'keras giving same loss on every epoch

I am newbie to keras.

I ran it on a dataset where my objective was to reduce the logloss. For every epoch it is giving me the same loss value. I am confused whether i am on the right track or not.

For example:

Epoch 1/5
91456/91456 [==============================] - 142s - loss: 3.8019 - val_loss: 3.8278
Epoch 2/5
91456/91456 [==============================] - 139s - loss: 3.8019 - val_loss: 3.8278
Epoch 3/5
91456/91456 [==============================] - 143s - loss: 3.8019 - val_loss: 3.8278
Epoch 4/5
91456/91456 [==============================] - 142s - loss: 3.8019 - val_loss: 3.8278
Epoch 5/5
91456/91456 [==============================] - 142s - loss: 3.8019 - val_loss: 3.8278

Here 3.8019 is same in every epoch. It is supposed to be less.



Solution 1:[1]

Try decreasing your learning rate to 0.0001 and use Adam. What is your learning rate?
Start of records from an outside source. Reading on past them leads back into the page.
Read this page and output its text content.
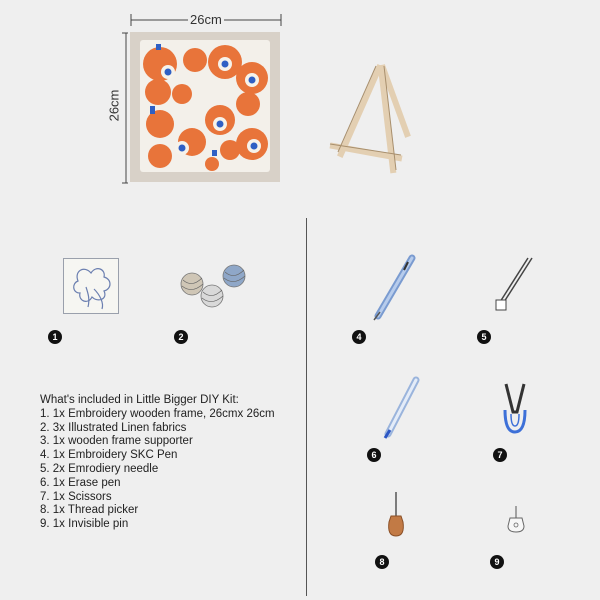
26cm
26cm
1	2	4	5
6	7
8	9
What's included in Little Bigger DIY Kit:
1. 1x Embroidery wooden frame, 26cmx 26cm
2. 3x Illustrated Linen fabrics
3. 1x wooden frame supporter
4. 1x Embroidery SKC Pen
5. 2x Emrodiery needle
6. 1x Erase pen
7. 1x Scissors
8. 1x Thread picker
9. 1x Invisible pin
It's actually not clear to see if its the problem of learning rate or model complexity, could you explain a bit further with these instructions:

  1. What is your data size, what is it about?
  2. What is your model's complexity? We can compare your complexity with analysing your data. If your data is too big, you need more complex model.
  3. Did you normalize your outputs? For inputs, it couldn't be a big deal since not-normalization gives results, but if your outputs are some numbers bigger than 1, you need to normalize your data. If you check for your last layer's activation function of model, they're usually sigmoid, softmax, tanh that frequently squeezes your output to 0-1 and -1 - 1. You need to normalize your data according to your last activation function, and then reverse multiplying them for getting real-life result.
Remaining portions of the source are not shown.